News ID: 201270
Published: 0518 GMT September 26, 2017

US ‘deeply disappointed’ by Kurdish secession vote, warns of instability

US ‘deeply disappointed’ by Kurdish secession vote, warns of instability
Members of SWAT (Special Weapons and Tactics) security forces, affiliated to the Iraqi Interior Ministry, patrol the streets of the northern city of Kirkuk during the vote on the Kurdish independence, on September 25, 2017. (AFP)

The United States said it is ‘deeply disappointed’ by the Iraqi Kurdistan’s ‘unilateral’ independence referendum, adding it would increase ‘hardships’ for people living in the region.

“We believe this step will increase instability and hardships for the Kurdistan region and its people,” the State Department said in a statement on Monday, shortly after the Kurdistan Regional Government (KRG) defied international pressure to cancel the vote, reported.

“We believe all sides should engage constructively in a dialogue to improve the future of all Iraqis. The United States opposes violence and unilateral moves by any party to alter boundaries,” the statement read.

The department noted that the secession bid would ‘greatly complicate’ the KRG’s ties with the central Iraqi government, as well as the country’s neighbors.

However, it said that Washington’s ‘historic relationship’ with the people of Kurdistan would remain unchanged despite the move.

Meanwhile, Iraqi lawmakers demanded that government troops be deployed to areas disputed with Kurds.

Prime Minister Haider al-Abadi also said that his government would not hold talks about the results of Monday’s secession vote. Abadi said that those who were responsible for the ‘unconstitutional’ referendum would be duly punished.
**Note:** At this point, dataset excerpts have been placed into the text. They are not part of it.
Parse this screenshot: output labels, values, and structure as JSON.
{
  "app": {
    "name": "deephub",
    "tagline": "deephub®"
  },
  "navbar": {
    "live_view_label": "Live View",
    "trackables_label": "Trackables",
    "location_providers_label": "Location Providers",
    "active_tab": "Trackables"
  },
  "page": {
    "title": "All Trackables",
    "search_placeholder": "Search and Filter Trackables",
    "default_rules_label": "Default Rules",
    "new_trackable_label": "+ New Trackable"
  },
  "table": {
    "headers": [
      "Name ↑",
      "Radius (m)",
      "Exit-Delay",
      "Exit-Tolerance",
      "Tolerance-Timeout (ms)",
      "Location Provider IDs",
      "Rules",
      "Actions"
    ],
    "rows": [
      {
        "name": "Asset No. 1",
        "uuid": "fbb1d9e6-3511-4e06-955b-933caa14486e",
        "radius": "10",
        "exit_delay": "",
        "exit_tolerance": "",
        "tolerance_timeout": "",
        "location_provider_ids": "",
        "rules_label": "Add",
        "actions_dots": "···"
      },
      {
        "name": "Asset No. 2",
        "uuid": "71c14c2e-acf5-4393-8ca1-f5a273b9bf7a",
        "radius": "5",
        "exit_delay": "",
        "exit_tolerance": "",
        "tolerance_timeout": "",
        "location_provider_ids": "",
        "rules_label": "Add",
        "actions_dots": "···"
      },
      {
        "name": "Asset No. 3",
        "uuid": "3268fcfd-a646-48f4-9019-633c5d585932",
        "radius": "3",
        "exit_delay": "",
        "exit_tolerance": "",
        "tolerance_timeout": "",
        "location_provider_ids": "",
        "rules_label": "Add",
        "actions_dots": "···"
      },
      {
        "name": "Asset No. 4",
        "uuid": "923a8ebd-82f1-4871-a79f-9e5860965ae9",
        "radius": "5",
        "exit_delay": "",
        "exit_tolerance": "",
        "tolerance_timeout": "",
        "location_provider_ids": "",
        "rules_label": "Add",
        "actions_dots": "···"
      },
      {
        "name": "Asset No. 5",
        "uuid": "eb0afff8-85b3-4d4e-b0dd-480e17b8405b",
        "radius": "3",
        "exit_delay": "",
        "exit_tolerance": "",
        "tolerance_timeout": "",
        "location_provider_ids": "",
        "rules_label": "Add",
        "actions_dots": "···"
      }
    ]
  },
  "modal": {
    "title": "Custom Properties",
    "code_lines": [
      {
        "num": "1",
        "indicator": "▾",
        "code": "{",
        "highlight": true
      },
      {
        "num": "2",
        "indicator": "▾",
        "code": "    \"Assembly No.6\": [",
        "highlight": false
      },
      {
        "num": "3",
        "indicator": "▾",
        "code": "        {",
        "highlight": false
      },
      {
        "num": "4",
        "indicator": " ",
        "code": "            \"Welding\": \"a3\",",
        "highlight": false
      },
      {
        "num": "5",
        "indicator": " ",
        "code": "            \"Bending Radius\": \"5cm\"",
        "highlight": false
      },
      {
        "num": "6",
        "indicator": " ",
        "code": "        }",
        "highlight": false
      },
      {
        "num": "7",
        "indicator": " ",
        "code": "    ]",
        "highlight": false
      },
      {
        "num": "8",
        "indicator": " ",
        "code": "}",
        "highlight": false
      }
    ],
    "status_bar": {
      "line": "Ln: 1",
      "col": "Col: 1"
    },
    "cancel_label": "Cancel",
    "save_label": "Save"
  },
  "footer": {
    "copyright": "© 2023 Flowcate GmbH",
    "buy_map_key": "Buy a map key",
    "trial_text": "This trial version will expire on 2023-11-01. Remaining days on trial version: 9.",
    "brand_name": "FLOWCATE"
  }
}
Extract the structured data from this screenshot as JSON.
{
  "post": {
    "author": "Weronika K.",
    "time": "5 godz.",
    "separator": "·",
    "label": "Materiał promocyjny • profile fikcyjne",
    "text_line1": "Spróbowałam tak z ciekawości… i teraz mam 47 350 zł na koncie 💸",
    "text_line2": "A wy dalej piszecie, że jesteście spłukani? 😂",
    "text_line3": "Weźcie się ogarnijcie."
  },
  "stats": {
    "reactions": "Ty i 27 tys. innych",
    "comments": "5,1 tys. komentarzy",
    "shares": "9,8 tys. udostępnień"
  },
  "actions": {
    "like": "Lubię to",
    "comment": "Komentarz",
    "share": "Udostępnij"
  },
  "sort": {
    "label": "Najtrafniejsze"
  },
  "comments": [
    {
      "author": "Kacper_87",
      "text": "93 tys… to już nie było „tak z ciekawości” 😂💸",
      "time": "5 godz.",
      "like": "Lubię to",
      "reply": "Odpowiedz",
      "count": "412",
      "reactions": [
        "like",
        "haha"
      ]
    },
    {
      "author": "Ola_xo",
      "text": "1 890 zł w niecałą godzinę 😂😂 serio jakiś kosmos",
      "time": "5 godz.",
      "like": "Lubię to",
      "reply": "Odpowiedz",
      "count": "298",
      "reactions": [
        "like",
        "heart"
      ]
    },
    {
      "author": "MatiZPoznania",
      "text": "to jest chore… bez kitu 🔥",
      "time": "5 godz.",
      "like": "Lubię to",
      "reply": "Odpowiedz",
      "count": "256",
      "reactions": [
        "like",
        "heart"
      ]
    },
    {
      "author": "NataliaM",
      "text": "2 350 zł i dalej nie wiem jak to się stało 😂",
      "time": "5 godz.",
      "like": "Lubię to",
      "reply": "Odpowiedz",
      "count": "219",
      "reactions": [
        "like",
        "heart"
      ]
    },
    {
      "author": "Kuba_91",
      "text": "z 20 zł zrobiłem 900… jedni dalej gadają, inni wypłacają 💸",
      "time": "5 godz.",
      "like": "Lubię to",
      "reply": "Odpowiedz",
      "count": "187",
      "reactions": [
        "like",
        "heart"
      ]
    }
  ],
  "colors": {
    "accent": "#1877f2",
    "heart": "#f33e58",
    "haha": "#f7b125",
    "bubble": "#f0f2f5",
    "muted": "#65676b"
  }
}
Turkish President Recep Tayyip Erdogan warned on Monday that Ankara would seal the border with the Iraqi Kurdistan over the contentious plebiscite.

On Sunday, Iran also closed its airspace to all flights to and from the Kurdish region at the request of the Iraqi government.

Tehran has advised against the ‘unilateral’ scheme, underlining the importance of maintaining the integrity and stability of Iraq amid its ongoing war against Takfiri terrorist groups such as Daesh.

Syria has also rejected the independence referendum by Iraq’s Kurds as ‘unacceptable’, stressing that Damascus only recognizes a unified Iraq.

Underlining the importance of focusing on the war against Daesh, the US State Department warned that the terror group was seeking to exploit instability and discord.

“The United States supports a united, federal, democratic and prosperous Iraq and will continue to seek opportunities to assist Iraqis to fulfill their aspirations within the framework of the constitution,” the statement added.

Following the vote, the Iraqi army held major military drills with the Turkish military along the common border between the two countries.

UN Secretary-General António Guterres voices his worries over a controversial referendum on the independence of the semi-autonomous Kurdistan region from Iraq’s central government.

United Nations Secretary-General António Guterres reacted to the move on Monday, expressing concern over the ‘potentially destabilizing effects’ that it might trigger.